UTRdb 2.0

Content
- Description: sequences and regulatory motifs of untranslated regions of eukaryotic mRNAs
- Organisms: Eukaryotes

Contact
- Laboratory: Università degli Studi di Bari, Piazza Umberto I, 1, 70121 Bari BA, Italy
- Authors: Claudio Lo Giudice
- Primary citation: Lo Giudice & al. (2023)

Access
- Website: http://utrdb.cloud.ba.infn.it/utrdb/

= UTRdb =

UTRdb 2.0 is an updated version of the specialized database UTRdb, which focuses on the 5' and 3' untranslated regions (UTRs) of eukaryotic mRNAs. These UTRs play essential roles in the post-transcriptional regulation of gene expression by influencing various processes, including nucleo-cytoplasmic mRNA transport, translation efficiency, subcellular localization, and mRNA stability.
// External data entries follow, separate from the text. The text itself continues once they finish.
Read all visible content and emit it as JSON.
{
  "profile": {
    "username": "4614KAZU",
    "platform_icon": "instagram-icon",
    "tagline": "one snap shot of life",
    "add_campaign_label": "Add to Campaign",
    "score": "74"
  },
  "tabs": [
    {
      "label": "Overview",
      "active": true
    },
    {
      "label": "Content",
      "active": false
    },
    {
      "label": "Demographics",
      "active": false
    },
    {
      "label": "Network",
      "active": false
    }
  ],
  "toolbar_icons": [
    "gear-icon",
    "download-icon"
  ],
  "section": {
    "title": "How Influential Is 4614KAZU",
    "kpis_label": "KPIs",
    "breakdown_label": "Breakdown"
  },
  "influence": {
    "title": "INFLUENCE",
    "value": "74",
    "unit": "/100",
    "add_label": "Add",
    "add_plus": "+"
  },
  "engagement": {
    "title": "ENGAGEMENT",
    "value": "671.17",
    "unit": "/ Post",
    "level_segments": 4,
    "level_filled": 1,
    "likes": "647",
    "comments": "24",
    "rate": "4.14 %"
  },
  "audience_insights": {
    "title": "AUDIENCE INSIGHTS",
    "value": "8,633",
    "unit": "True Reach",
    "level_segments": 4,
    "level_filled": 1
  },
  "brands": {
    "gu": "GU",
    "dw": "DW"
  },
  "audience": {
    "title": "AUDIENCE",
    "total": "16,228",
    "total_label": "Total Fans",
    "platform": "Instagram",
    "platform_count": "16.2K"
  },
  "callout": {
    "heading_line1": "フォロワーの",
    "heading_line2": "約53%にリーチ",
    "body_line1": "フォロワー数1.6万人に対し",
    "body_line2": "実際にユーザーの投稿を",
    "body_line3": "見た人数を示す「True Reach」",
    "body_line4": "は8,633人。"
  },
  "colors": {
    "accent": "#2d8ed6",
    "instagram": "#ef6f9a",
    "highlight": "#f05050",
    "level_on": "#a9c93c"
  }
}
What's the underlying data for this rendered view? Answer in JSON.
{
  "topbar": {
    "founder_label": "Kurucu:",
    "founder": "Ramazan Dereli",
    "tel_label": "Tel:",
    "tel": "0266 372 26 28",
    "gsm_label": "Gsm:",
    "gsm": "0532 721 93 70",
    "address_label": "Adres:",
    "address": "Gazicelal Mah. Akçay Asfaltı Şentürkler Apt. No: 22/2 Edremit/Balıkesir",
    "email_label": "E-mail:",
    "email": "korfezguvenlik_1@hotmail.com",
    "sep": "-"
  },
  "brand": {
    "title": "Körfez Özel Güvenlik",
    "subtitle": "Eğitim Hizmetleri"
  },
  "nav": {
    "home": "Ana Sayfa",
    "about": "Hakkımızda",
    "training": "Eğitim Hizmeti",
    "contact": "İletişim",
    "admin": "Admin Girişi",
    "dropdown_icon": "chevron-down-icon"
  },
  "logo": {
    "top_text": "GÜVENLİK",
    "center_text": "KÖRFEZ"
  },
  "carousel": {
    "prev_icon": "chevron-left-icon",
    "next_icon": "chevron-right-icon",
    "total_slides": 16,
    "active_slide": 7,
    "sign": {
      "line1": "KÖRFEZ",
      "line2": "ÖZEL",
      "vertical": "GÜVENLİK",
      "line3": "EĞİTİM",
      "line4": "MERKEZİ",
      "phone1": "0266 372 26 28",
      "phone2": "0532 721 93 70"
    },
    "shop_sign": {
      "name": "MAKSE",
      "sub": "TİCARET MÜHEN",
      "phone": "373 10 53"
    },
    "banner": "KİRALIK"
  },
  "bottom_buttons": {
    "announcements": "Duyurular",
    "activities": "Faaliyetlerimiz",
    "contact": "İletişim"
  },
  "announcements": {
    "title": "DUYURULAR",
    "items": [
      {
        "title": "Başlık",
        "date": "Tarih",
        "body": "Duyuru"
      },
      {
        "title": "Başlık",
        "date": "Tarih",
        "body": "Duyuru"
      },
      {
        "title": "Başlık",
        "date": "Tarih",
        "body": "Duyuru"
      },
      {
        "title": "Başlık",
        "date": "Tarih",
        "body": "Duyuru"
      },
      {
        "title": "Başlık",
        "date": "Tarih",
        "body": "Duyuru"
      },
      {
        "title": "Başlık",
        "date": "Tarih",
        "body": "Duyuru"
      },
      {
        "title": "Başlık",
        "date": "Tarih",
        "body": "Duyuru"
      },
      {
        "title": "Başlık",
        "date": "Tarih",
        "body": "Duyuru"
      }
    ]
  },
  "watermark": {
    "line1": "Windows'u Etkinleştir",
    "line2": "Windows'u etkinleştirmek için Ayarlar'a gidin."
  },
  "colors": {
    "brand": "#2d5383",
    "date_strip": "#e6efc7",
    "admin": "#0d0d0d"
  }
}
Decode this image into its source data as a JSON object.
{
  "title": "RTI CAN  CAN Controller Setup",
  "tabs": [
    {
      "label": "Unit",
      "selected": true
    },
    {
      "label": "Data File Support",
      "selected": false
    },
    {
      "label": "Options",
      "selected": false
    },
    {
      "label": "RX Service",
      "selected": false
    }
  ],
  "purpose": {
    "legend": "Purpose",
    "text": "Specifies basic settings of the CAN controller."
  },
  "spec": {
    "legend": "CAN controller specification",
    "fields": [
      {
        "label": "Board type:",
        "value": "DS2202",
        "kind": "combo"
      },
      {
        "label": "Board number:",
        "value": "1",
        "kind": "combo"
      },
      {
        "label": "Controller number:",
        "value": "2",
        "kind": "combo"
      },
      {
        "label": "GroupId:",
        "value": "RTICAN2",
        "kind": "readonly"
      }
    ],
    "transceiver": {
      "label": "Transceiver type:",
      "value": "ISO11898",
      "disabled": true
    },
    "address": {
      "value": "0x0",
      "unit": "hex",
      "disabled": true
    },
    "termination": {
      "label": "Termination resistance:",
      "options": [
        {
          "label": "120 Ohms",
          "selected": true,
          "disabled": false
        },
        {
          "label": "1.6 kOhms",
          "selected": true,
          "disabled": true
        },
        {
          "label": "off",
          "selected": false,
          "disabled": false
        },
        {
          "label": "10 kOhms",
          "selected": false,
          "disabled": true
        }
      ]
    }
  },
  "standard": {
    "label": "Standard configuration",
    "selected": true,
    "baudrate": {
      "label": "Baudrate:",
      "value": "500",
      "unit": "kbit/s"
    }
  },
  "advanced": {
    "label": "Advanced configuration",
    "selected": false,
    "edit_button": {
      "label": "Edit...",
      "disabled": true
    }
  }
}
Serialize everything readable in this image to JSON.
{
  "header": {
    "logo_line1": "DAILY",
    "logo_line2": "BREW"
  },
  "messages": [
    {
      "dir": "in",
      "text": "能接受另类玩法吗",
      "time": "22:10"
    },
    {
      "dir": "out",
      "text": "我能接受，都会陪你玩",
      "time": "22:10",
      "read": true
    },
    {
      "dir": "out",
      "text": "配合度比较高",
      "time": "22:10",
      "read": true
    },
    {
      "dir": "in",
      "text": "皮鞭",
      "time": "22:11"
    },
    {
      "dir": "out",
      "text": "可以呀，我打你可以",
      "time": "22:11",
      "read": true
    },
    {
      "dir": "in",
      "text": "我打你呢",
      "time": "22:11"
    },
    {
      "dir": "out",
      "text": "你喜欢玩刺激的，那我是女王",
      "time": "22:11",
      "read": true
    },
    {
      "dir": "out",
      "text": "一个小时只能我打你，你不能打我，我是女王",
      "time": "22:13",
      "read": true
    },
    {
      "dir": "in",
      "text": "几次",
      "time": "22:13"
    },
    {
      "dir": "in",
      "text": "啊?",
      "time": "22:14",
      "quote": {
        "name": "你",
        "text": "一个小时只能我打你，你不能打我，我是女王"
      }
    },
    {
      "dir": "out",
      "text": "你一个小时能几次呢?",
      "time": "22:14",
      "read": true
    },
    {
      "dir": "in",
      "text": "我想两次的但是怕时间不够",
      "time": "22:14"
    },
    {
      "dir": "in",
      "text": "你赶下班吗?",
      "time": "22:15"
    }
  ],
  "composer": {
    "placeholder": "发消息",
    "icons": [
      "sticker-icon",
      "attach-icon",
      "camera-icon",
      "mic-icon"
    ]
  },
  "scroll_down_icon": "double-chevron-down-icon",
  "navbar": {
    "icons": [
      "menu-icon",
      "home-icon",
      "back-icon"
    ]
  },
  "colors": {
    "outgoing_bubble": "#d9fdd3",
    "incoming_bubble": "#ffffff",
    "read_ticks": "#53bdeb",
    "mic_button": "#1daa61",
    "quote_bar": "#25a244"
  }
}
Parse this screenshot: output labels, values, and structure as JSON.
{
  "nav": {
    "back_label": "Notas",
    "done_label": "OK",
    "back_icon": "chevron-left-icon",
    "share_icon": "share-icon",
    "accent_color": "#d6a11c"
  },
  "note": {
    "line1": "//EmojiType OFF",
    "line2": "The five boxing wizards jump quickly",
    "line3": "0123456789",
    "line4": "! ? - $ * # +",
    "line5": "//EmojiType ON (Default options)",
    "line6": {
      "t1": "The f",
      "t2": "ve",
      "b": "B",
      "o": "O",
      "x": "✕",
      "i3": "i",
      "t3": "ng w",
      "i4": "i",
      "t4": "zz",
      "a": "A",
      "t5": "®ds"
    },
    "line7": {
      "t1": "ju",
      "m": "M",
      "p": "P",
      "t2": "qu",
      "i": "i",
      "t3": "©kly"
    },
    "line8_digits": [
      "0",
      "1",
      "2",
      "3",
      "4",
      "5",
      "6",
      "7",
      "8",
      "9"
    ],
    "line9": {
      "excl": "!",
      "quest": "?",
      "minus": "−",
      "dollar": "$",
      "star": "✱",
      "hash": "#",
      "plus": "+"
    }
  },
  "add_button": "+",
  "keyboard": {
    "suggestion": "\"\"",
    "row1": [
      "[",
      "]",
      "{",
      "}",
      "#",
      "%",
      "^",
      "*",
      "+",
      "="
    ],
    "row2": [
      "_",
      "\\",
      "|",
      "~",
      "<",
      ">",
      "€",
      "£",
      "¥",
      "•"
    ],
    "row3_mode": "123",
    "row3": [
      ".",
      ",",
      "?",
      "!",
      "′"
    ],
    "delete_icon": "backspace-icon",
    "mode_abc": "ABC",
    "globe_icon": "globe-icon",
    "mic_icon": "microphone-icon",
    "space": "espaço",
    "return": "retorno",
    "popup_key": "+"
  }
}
Since its launch in 1996, UTRdb has been a valuable resource for researchers studying UTR sequences and their functional implications.

== Content and features ==

UTRdb 2.0 contains a comprehensive collection of over 26 million entries, derived from more than 6 million genes across 573 species. The database is enriched with a curated set of functional annotations to enhance the understanding of UTR function. These annotations include:

- CAGE tags: marking the completeness of 5' UTRs
- PolyA signals: indicating the completeness of 3' UTRs
- uORFs and IRES: annotating upstream open reading frames (uORFs) and internal ribosome entry sites (IRES) in 5' UTRs
- miRNA targets: annotating experimentally validated miRNA targets in 3' UTRs
- Evolutionarily conserved blocks: identifying conserved regions across species
- Rfam motifs: recognizing RNA motifs associated with function
- ADAR-mediated RNA editing: annotating RNA editing events mediated by the ADAR enzyme
- m6A modifications: marking mRNA modifications related to N6-methyladenosine

== Web interface and access ==

UTRdb 2.0 provides a flexible web interface that allows users to select and retrieve subsets of UTRs based on various criteria. This tool offers comprehensive download options to access the data for further analysis.